Barbara Auer in "Vakuum"
Bild: RealFiction

Nach einer wahren Geschichte - "Vakuum"

Bewertung:

"Vakuum" ist ein ebenso leises wie eindringliches und sehr berührendes Psychogramm einer 35-jährigen Ehe.

In ihrem ersten Spielfilm "Silberwald" hat die Schweizerin Christine Repond von einem gewalttätigen Coming of Age junger Männer im neonazistischen Milieu erzählt. In ihrem nächsten Spielfilm "Vakuum" beschäftigt sie sich mit Menschen am anderen Ende des Altersspektrums, mit einem Ehepaar, das seit 35 Jahren verheiratet ist.

Wie viel Schmerz hält eine Beziehung aus?

Zunächst wirkt die Ehe zwischen der deutschen Meredith und dem Schweizer Architekten André ausgesprochen harmonisch, innig und sinnlich. Das Paar bereitet eine große Feier mit Familie und Freunde, anlässlich ihres 35. Hochzeitstages vor, als Meredith (Barbara Auer) durch einen Anruf mit einem Schlag alle Gewissheiten ihres bisherigen Lebens verliert.

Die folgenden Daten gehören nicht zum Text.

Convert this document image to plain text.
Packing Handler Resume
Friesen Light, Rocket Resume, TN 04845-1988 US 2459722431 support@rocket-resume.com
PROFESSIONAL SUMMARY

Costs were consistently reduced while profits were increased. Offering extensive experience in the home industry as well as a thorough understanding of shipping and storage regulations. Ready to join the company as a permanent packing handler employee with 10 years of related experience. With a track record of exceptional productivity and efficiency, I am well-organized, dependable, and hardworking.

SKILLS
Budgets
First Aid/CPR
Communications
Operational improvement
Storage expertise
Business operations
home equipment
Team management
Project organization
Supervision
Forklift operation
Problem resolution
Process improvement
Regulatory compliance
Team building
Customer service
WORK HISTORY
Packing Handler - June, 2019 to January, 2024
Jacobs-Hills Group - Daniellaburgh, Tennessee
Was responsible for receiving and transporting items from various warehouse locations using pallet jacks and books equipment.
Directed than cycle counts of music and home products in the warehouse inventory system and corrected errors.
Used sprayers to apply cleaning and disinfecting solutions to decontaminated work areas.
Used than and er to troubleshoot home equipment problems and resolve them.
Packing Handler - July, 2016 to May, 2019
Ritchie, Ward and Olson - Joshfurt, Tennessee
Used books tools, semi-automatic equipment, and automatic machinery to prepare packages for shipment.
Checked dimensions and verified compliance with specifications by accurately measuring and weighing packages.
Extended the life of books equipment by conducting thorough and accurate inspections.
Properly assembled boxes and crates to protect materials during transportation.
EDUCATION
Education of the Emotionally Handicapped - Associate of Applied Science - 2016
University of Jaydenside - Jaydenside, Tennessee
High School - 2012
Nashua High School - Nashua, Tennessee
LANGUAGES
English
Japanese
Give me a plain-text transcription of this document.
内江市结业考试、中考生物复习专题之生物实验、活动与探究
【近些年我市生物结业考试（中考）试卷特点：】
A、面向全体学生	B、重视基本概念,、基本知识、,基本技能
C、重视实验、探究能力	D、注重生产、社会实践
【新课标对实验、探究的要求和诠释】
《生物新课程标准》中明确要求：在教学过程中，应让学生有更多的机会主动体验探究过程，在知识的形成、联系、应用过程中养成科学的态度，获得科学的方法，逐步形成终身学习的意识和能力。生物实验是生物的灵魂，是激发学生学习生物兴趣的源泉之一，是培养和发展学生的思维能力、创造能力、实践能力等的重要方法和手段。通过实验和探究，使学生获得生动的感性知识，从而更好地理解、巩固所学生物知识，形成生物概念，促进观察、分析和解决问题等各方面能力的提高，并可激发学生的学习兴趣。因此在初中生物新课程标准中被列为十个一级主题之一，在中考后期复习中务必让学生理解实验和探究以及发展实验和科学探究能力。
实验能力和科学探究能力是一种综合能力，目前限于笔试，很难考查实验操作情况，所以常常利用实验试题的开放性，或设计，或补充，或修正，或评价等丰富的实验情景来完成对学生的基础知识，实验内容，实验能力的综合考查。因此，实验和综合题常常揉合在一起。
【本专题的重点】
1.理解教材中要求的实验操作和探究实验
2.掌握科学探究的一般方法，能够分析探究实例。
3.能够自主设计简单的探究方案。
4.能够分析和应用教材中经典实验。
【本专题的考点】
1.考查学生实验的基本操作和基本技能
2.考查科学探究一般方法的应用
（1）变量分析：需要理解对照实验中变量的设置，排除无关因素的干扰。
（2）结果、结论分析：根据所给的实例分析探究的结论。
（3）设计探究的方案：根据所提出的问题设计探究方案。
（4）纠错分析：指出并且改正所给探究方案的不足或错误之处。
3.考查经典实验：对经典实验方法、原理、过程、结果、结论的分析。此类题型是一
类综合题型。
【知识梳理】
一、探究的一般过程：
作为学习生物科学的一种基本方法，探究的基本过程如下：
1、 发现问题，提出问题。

Sie ist HIV positiv, und kann sich nur bei ihrem offenbar fremdgehenden Mann angesteckt haben. Dieses Wissen entwickelt ungeheure Sprengkraft, Meredith muss ihr ganzes Leben neu justieren, mit der Krankheit, mit dem Stigma, das sie in der Öffentlichkeit immer noch hat, mit den Nebenwirkungen der Medikamente. Und auch mit ihrem Mann, auf den sie unbändig wütend ist, den sie aus dem gemeinsamen Haus wirft, den sie dann aber auch bald vermisst.

Ausgehend von einem realen Fall, erforscht Christine Repond Fragen, wie: "Wie viel Schmerz hält eine Beziehung aus?", "Können zwei Menschen, die mehr als die Hälfte ihres Lebens gemeinsam verbracht haben, sich wieder vereinzeln, oder bleiben sie für immer Bruchstücke eines ehemals Ganzen?"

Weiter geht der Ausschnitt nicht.